Canada supports women’s economic empowerment with GHS 138m

Canadian High Commissioner Kati Csaba

Canada places gender equality and the empowerment of women and girls firmly at the centre of its international assistance, and is proud to work with the government of Ghana and other stakeholders to advance these objectives in Ghana.

To this end, Canada has announced GHS 138 million (CAD 30 million) in funding to four innovative projects that will enhance women’s economic empowerment, well-being and inclusive economic growth in Ghana.

These projects will directly benefit 31,000 women from specific urban, peri-urban, and rural areas in eight regions of Ghana, and will be implemented by Alinea, Oxfam Québec, Plan International Canada, and World University Service Canada.

The announcement was made by Canadian High Commissioner Kati Csaba at a launch event hosted by the High Commission of Canada in Accra.

After the official launch, Ms. Shamima Muslim, Founder and Convener of Alliance of Women in Media Africa, moderated a rich exchange on business development and access to finance, during which female entrepreneurs and project stakeholders shared promising practices, lessons learnt and successes.

Each of the funded projects is designed to meet the economic empowerment needs of women living in poverty.

The Alinea and World University Service of Canada projects focus on increasing access to productive, secure and equitable employment opportunities for women through the design and delivery of skills training in trades not traditionally pursued by women, such as mechanics, electronics and construction.

The Oxfam Québec and Plan International Canada projects, on the other hand, focus on increasing the productivity, profitability and innovation of women-owned businesses. All four projects will deploy new approaches and business models designed specifically to support women in the creation and growth of their businesses, including agribusinesses.

The projects will also promote strategies that will empower women to increase their control over capital, land and productive resources, particularly in the soybean, cocoa and shea sectors.

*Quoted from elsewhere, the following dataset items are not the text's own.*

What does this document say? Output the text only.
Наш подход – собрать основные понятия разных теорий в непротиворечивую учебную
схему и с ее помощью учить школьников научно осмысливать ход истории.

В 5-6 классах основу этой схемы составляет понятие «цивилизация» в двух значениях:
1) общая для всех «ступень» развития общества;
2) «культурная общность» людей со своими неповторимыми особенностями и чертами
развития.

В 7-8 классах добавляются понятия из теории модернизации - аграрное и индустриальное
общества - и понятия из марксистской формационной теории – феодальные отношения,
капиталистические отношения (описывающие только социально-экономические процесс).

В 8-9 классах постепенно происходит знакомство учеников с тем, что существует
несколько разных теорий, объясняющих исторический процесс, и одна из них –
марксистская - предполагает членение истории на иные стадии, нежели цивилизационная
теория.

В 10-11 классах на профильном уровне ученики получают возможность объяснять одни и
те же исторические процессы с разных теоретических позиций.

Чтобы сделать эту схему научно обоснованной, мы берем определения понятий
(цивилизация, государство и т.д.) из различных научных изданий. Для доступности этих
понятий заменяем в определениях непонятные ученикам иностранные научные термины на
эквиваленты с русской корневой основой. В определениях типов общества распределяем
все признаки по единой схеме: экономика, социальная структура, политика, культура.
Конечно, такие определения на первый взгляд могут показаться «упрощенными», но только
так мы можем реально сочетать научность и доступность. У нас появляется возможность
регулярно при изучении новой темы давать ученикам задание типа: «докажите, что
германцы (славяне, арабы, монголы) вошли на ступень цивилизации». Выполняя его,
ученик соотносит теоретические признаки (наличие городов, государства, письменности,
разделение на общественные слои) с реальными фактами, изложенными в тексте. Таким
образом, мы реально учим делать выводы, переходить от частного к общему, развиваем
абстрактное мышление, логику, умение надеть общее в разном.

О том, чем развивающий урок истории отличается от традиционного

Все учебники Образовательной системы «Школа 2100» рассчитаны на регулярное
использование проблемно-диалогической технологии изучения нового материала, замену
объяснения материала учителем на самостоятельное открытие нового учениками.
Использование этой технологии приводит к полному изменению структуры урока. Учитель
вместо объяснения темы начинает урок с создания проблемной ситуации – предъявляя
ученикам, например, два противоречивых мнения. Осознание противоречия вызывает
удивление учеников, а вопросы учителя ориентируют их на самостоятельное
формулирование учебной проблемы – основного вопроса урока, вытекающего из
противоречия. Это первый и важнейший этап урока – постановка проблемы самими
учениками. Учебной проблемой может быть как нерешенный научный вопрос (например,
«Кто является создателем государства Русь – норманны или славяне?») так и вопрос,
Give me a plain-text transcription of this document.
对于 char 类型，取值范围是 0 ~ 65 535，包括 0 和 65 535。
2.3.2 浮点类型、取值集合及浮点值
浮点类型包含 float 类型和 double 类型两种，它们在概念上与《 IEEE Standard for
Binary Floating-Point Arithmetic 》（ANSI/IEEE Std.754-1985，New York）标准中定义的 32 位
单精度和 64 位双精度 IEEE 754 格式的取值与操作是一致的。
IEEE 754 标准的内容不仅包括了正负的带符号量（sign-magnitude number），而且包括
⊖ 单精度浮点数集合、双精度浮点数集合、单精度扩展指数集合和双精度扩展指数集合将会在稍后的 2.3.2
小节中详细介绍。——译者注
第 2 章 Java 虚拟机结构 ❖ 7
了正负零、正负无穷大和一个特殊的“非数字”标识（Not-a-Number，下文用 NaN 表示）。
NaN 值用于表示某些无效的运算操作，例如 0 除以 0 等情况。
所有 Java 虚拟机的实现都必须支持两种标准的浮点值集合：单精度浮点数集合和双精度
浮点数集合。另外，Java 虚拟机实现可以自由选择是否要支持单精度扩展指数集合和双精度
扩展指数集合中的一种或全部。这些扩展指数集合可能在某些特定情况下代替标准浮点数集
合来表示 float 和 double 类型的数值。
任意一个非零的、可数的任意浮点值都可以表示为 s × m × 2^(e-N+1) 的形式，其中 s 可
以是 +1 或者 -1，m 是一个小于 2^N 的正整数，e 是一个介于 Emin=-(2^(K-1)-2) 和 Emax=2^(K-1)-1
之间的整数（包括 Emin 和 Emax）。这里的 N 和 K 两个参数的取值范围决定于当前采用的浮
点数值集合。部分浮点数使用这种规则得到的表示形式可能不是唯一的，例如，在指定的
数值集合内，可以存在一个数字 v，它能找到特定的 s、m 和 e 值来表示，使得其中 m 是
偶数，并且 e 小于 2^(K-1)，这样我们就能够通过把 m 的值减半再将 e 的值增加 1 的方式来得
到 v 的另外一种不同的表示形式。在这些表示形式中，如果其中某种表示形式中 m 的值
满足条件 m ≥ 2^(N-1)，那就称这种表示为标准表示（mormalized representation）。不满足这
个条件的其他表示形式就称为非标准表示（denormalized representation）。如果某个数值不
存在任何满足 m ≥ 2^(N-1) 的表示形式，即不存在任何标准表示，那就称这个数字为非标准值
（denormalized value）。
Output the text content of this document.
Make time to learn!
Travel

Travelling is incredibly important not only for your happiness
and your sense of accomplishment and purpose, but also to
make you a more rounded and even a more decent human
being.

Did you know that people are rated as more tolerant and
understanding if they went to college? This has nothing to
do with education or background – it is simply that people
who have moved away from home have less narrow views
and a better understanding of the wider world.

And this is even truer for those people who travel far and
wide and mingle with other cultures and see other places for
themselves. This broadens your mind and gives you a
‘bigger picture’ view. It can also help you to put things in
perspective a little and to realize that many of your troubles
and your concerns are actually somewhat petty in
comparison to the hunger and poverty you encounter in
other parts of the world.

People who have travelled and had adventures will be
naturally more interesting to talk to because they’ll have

“Inclusive economic growth in Ghana cannot be achieved without the full and equal participation of women as economic actors. Ghanaian women need more opportunities to succeed, and greater control over resources and decision-making. When women are able to develop their full economic potential— whether as business leaders, entrepreneurs, or producers—economies thrive and the benefits of growth reach more people,” said Kati Csaba.